Chris Hannah

EU


The iPhone Will Switch To USB-C

Mark Gurman for Bloomberg:

Joswiak said that the company will comply as it does with other laws. He declined to specify when the iPhone may get the charger to replace Lightning.

[...]

He said Apple and the EU had been at odds over chargers for a decade, recalling how European authorities once wanted Apple to adopt Micro-USB. He said that neither Lightning -- the current iPhone charging port -- nor the now-ubiquitous USB-C would have been invented if that switch had occurred.

I wonder if the EU law works somewhat in Apple’s favour here. Apple were clearly already on a journey to USB-C with the rest of their products. Although some would argue, the iPhone was destined to be port-less. However, this allows Apple to redirect any possible negativity towards the switch to USB-C to the EU.

I wrote about this proposal last September, and it's funny to see how I felt just over a year ago. Especially since my position on it has softened quite substantially. To be honest, I'm now starting to think that it might be a good idea.

When I list all the devices I use, Macs, ThinkPad, Nintendo Switch, iPad, Pixel 6,  work phone (it's some Motorola Android phone), and iPhone 13, only one of them uses a port that's not USB-C. I didn't realise it until now, but the same applies for peripherals and accessories. The only non-USB-C (wired) accessory I use is my wired EarPods. And that's only because Apple removed the headphone jack and used Lightning on the iPhone 13.

So I think I'm quite looking forward to it actually. That might not neccesarily mean I'm going to buy the next iPhone, but it being USB-C is definitely a positive for me.

The E.U. Want To Enforce USB-C as a Universal Common Charger by 2024

Louise Guillot, writing for Politico:

The European Commission is set to present a legislative proposal on Thursday to force manufacturers to use a common charger for electronic devices, according to a Commission official closely involved in the file.

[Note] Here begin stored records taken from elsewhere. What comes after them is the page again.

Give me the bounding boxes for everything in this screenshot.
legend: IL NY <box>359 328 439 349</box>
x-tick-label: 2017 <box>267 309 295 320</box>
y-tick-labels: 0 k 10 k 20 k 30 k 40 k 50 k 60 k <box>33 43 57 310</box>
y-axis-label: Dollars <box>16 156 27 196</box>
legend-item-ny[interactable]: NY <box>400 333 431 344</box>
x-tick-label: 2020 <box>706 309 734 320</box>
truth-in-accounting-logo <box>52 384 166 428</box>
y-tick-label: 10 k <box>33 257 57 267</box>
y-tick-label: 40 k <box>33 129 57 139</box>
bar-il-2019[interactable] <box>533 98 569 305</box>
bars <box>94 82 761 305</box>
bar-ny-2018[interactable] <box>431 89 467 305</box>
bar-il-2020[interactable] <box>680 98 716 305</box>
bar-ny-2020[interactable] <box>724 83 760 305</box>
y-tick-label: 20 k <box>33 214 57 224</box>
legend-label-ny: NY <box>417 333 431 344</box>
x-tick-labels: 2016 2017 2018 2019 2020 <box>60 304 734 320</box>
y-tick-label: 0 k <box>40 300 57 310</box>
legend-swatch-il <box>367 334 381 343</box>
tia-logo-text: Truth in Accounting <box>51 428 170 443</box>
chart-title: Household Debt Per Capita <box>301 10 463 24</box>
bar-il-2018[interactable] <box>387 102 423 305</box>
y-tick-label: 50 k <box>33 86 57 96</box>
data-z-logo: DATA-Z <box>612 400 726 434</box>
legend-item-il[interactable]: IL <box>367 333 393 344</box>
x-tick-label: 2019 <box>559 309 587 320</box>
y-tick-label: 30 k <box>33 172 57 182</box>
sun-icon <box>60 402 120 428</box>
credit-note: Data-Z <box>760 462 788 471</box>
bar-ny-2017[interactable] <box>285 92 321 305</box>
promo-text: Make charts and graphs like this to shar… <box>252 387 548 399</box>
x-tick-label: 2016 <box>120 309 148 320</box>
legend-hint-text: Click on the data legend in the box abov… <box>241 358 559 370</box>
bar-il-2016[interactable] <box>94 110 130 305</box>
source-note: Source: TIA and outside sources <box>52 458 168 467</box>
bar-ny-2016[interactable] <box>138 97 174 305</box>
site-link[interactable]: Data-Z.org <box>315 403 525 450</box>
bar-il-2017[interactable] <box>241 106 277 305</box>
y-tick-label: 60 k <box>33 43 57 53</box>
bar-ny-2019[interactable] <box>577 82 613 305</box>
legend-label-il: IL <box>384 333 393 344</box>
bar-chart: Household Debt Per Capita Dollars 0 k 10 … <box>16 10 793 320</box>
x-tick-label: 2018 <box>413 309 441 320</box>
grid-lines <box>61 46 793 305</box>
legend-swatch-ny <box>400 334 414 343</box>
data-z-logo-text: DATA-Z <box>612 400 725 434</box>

The proposal will require all manufacturers to harmonize the charging points on devices — using a USB-C charging point — and to make their software protocol for fast charging interoperable between brands and devices.

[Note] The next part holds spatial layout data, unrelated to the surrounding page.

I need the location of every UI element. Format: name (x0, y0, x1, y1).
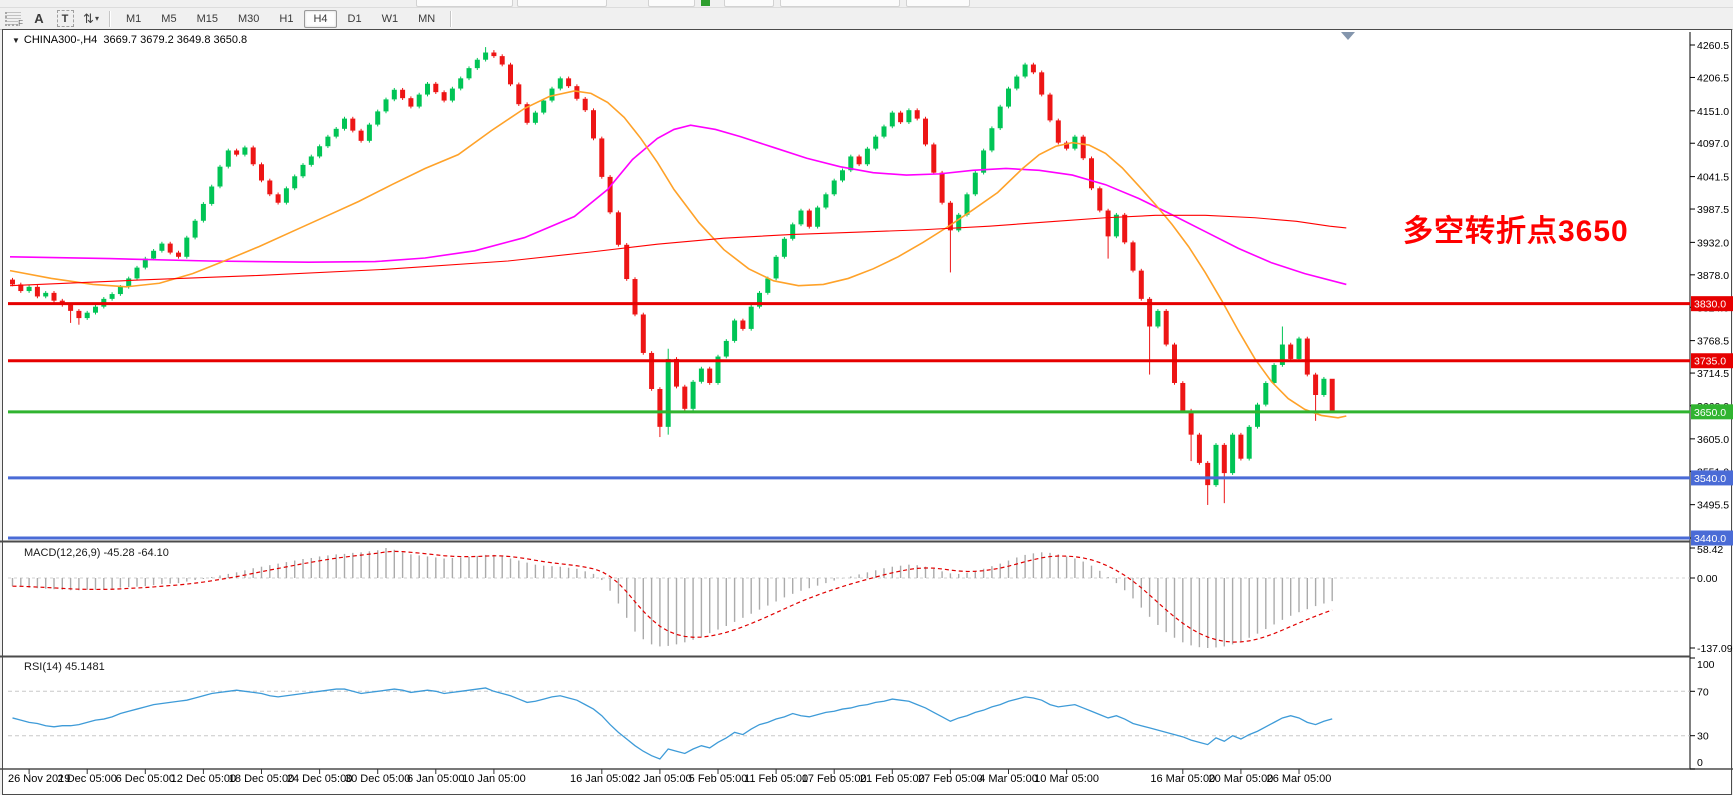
rsi-tick-label: 30 (1697, 731, 1709, 743)
macd-signal-line (12, 550, 1333, 643)
date-tick-label: 18 Dec 05:00 (229, 773, 294, 785)
date-tick-label: 24 Dec 05:00 (287, 773, 352, 785)
ohlc-values: 3669.7 3679.2 3649.8 3650.8 (103, 34, 248, 46)
timeframe-w1-button[interactable]: W1 (381, 12, 399, 25)
chart-title: ▼ CHINA300-,H4 3669.7 3679.2 3649.8 3650.… (12, 34, 247, 46)
ma-medium-orange[interactable] (9, 90, 1347, 419)
date-tick-label: 11 Feb 05:00 (744, 773, 808, 785)
ma-long-red[interactable] (9, 214, 1347, 287)
price-tick-label: 3932.0 (1697, 237, 1729, 249)
chart-toolbar: F A T ⇅ ▾ M1 M5 M15 M30 H1 H4 D1 W1 MN (0, 8, 1733, 30)
rsi-line (12, 687, 1333, 760)
price-tick-label: 3495.5 (1697, 500, 1729, 512)
clipped-toolbar-button[interactable] (416, 0, 513, 7)
toolbar-separator (109, 10, 111, 27)
rsi-indicator-label: RSI(14) 45.1481 (24, 661, 105, 673)
rsi-tick-label: 70 (1697, 686, 1709, 698)
level-badge-label: 3735.0 (1694, 356, 1726, 368)
timeframe-h4-button[interactable]: H4 (304, 9, 337, 28)
clipped-toolbar-button[interactable] (517, 0, 607, 7)
rsi-tick-label: 100 (1697, 659, 1715, 671)
text-box-icon[interactable]: T (53, 10, 77, 28)
timeframe-h1-button[interactable]: H1 (279, 12, 294, 25)
level-badge (1691, 404, 1733, 420)
date-tick-label: 5 Feb 05:00 (689, 773, 748, 785)
clipped-toolbar-button[interactable] (648, 0, 695, 7)
ma-slow-magenta[interactable] (9, 124, 1347, 286)
candlestick-series[interactable] (10, 47, 1335, 505)
level-badge-label: 3440.0 (1694, 533, 1726, 545)
timeframe-m1-button[interactable]: M1 (126, 12, 142, 25)
date-tick-label: 4 Mar 05:00 (979, 773, 1038, 785)
macd-tick-label: 0.00 (1697, 573, 1718, 585)
clipped-toolbar-button[interactable] (724, 0, 774, 7)
macd-tick-label: 58.42 (1697, 544, 1723, 556)
price-tick-label: 4260.5 (1697, 40, 1729, 52)
price-tick-label: 3605.0 (1697, 434, 1729, 446)
collapse-triangle-icon[interactable]: ▼ (12, 36, 20, 45)
date-tick-label: 20 Mar 05:00 (1208, 773, 1273, 785)
clipped-toolbar-row (0, 0, 1733, 8)
timeframe-mn-button[interactable]: MN (418, 12, 436, 25)
date-tick-label: 30 Dec 05:00 (345, 773, 410, 785)
macd-histogram (11, 548, 1333, 648)
date-tick-label: 26 Nov 2019 (8, 773, 70, 785)
price-tick-label: 3768.5 (1697, 336, 1729, 348)
date-tick-label: 10 Jan 05:00 (462, 773, 526, 785)
date-tick-label: 22 Jan 05:00 (628, 773, 692, 785)
date-tick-label: 10 Mar 05:00 (1034, 773, 1099, 785)
date-tick-label: 16 Jan 05:00 (570, 773, 634, 785)
price-tick-label: 3714.5 (1697, 368, 1729, 380)
price-tick-label: 4206.5 (1697, 72, 1729, 84)
level-badge (1691, 470, 1733, 486)
rsi-tick-label: 0 (1697, 757, 1703, 769)
date-tick-label: 17 Feb 05:00 (802, 773, 867, 785)
arrange-arrows-icon[interactable]: ⇅ ▾ (83, 10, 99, 26)
clipped-toolbar-button[interactable] (780, 0, 900, 7)
macd-indicator-label: MACD(12,26,9) -45.28 -64.10 (24, 547, 169, 559)
date-tick-label: 27 Feb 05:00 (918, 773, 983, 785)
level-badge (1691, 296, 1733, 312)
date-tick-label: 2 Dec 05:00 (58, 773, 117, 785)
timeframe-d1-button[interactable]: D1 (347, 12, 362, 25)
timeframe-m30-button[interactable]: M30 (237, 12, 260, 25)
clipped-green-button[interactable] (701, 0, 710, 6)
date-tick-label: 6 Dec 05:00 (116, 773, 175, 785)
trend-annotation-text[interactable]: 多空转折点3650 (1403, 215, 1629, 248)
date-tick-label: 6 Jan 05:00 (407, 773, 465, 785)
date-tick-label: 26 Mar 05:00 (1267, 773, 1332, 785)
level-badge (1691, 530, 1733, 546)
date-tick-label: 12 Dec 05:00 (171, 773, 236, 785)
dropdown-caret-icon[interactable]: ▾ (94, 14, 99, 23)
date-tick-label: 16 Mar 05:00 (1150, 773, 1215, 785)
level-badge-label: 3830.0 (1694, 299, 1726, 311)
date-tick-label: 21 Feb 05:00 (860, 773, 925, 785)
symbol-period-label: CHINA300-,H4 (23, 34, 98, 46)
chart-shift-marker-icon[interactable] (1341, 32, 1355, 40)
price-tick-label: 3878.0 (1697, 270, 1729, 282)
level-badge-label: 3650.0 (1694, 407, 1726, 419)
price-tick-label: 4151.0 (1697, 106, 1729, 118)
timeframe-m5-button[interactable]: M5 (161, 12, 177, 25)
toolbar-separator (450, 10, 453, 27)
price-tick-label: 3987.5 (1697, 204, 1729, 216)
price-tick-label: 4097.0 (1697, 138, 1729, 150)
level-badge-label: 3540.0 (1694, 473, 1726, 485)
price-tick-label: 4041.5 (1697, 172, 1729, 184)
indicator-grid-icon[interactable]: F (1, 10, 25, 28)
clipped-toolbar-button[interactable] (906, 0, 970, 7)
level-badge (1691, 353, 1733, 369)
macd-tick-label: -137.09 (1697, 643, 1733, 655)
timeframe-m15-button[interactable]: M15 (196, 12, 218, 25)
text-label-icon[interactable]: A (34, 11, 44, 26)
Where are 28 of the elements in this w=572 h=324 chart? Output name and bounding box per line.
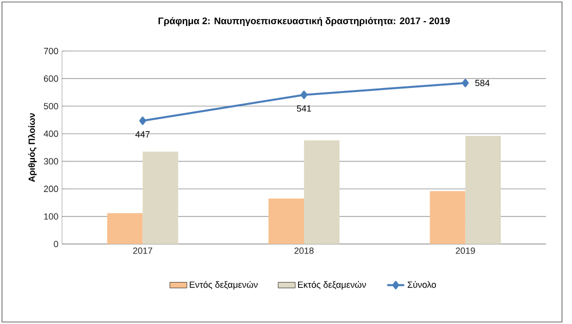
x-tick-label: 2017 xyxy=(133,248,152,254)
point xyxy=(300,90,308,100)
y-tick-label: 700 xyxy=(44,48,58,54)
y-tick-label: 300 xyxy=(44,158,58,164)
x-tick-label: 2019 xyxy=(456,248,475,254)
data-label: 584 xyxy=(475,80,490,86)
y-axis-title: Αριθμός Πλοίων xyxy=(28,113,37,182)
y-tick-label: 200 xyxy=(44,186,58,192)
y-tick-label: 0 xyxy=(54,240,58,248)
data-label: 447 xyxy=(135,131,150,138)
data-label: 541 xyxy=(296,105,312,112)
bar xyxy=(304,140,340,244)
y-tick-label: 600 xyxy=(44,75,58,82)
bar xyxy=(107,213,143,244)
x-tick-label: 2018 xyxy=(294,248,314,254)
y-tick-label: 400 xyxy=(44,130,58,137)
legend-label: Εντός δεξαμενών xyxy=(190,281,258,290)
bar xyxy=(268,198,304,244)
legend-label: Σύνολο xyxy=(408,281,436,288)
chart-title: Γράφημα 2: Ναυπηγοεπισκευαστική δραστηριότητα: 2017 - 2019 xyxy=(158,17,450,26)
bar xyxy=(142,152,178,244)
bar xyxy=(465,136,501,244)
point xyxy=(139,116,146,125)
point xyxy=(462,78,469,88)
y-tick-label: 500 xyxy=(44,102,58,110)
y-tick-label: 100 xyxy=(44,213,58,220)
bar xyxy=(430,191,466,244)
legend-label: Εκτός δεξαμενών xyxy=(298,281,366,290)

The main target of the new legislation is U.S. tech giant Apple, which has pushed back against EU attempts to standardize chargers through binding requirements, arguing that it will hamper innovation.

This is such a fundamentally stupid proposal.

How can you enforce all phone manufactures to use the same charging port?

What happens when USB-C isn't good enough anymore?

What about the massive number of lightning cables that would be unusable by the current iPhone users? Does that waste not matter?

What if a manufacturer wants to only support wireless charging?

John Gruber echoed my feelings in the last sentence of his post[1]:

And people in the E.U. wonder why England wanted out, and why nearly all the major tech companies are from the U.S. and Asia.


  1. Of course, it was the UK that left the EU, not just England. But I think everyone gets the point. ↩︎

Plastic Oceans: MEPs back EU ban on throwaway plastics by 2021 →

From an EU Press Release:

Single-use plastic items such as plates, cutlery, straws, balloon sticks or cotton buds, will be banned in the EU under plans adopted on Wednesday.

These products, which make up over 70% of marine litter, will be banned from the EU market from 2021, under draft plans approved by Parliament.

MEPs added to this list of plastics banned from the EU market from 2021: products made of oxo-degradable plastics, such as bags or packaging and fast-food containers made of expanded polystyrene.

Another step in the right direction.